CIAO

CIAO DATE: 3/5/2007

The Social Sciences in Africa: Trends, Issues, Capacities and Constraints

Ebrima Sall

January 2003

Social Science Research Council

Abstract

The Human Capital Committee of the Social Science Research Council has been concerned with the development of analytic research capacity, within and outside the academy. The work of the committee began from the premise that there is a global need for new kinds of research professionals who are capable of and comfortable understanding local situations in relation to global, transnational and international trends and impacts. At issue is not only the training of social scientists, but also the development and sustenance of international, intellectual communities around the large issues facing humanity over the coming decades.
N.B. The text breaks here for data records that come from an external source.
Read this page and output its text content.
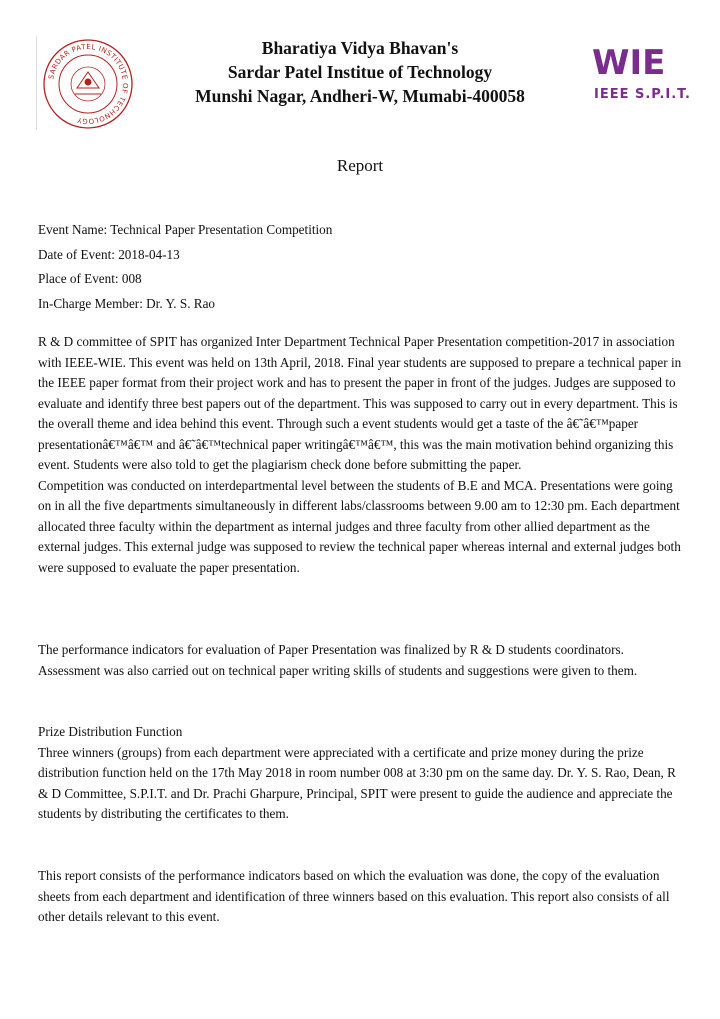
SARDAR PATEL INSTITUTE OF TECHNOLOGY
Bharatiya Vidya Bhavan's
Sardar Patel Institue of Technology
Munshi Nagar, Andheri-W, Mumabi-400058
WIE
IEEE S.P.I.T.
Report

Event Name: Technical Paper Presentation Competition

Date of Event: 2018-04-13

Place of Event: 008

In-Charge Member: Dr. Y. S. Rao

R & D committee of SPIT has organized Inter Department Technical Paper Presentation competition-2017 in association with IEEE-WIE. This event was held on 13th April, 2018. Final year students are supposed to prepare a technical paper in the IEEE paper format from their project work and has to present the paper in front of the judges. Judges are supposed to evaluate and identify three best papers out of the department. This was supposed to carry out in every department. This is the overall theme and idea behind this event. Through such a event students would get a taste of the â€˜â€™paper presentationâ€™â€™ and â€˜â€™technical paper writingâ€™â€™, this was the main motivation behind organizing this event. Students were also told to get the plagiarism check done before submitting the paper.

Competition was conducted on interdepartmental level between the students of B.E and MCA. Presentations were going on in all the five departments simultaneously in different labs/classrooms between 9.00 am to 12:30 pm. Each department allocated three faculty within the department as internal judges and three faculty from other allied department as the external judges. This external judge was supposed to review the technical paper whereas internal and external judges both were supposed to evaluate the paper presentation.

The performance indicators for evaluation of Paper Presentation was finalized by R & D students coordinators. Assessment was also carried out on technical paper writing skills of students and suggestions were given to them.

Prize Distribution Function

Three winners (groups) from each department were appreciated with a certificate and prize money during the prize distribution function held on the 17th May 2018 in room number 008 at 3:30 pm on the same day. Dr. Y. S. Rao, Dean, R & D Committee, S.P.I.T. and Dr. Prachi Gharpure, Principal, SPIT were present to guide the audience and appreciate the students by distributing the certificates to them.

This report consists of the performance indicators based on which the evaluation was done, the copy of the evaluation sheets from each department and identification of three winners based on this evaluation. This report also consists of all other details relevant to this event.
The committee has assumed that this research capacity may be developed in many types of institutions and may be employed in various ways throughout our societies.

In 1999 the committee began to commission a series of papers designed to enable it to understand the issues, capacities and constraints (institutional, political, economic, etc.) that characterize the formation of intellectual research capacity in Africa, Australia, Asia, Latin America, the Middle East, North America, and the Former Soviet Union and Eastern Europe. There was an interest in both individuals and institutions and in both training and research. The goal of the project was to produce comparable regional maps of how the social science research sector is organized and the problems it faces, and to ultimately form a single global map that would be useful to those involved in institution building and program development around the world. The project was intended to reveal what regions have in common as well as how they differ one from another on a broad scale. It was to provide a sense of issues that require special attention, of where synergies should be fostered in the search for solutions to problems. It was also to provide foundations, ministries, international organizations and non- governmental organizations with indications of where they might want to focus their energy and attention.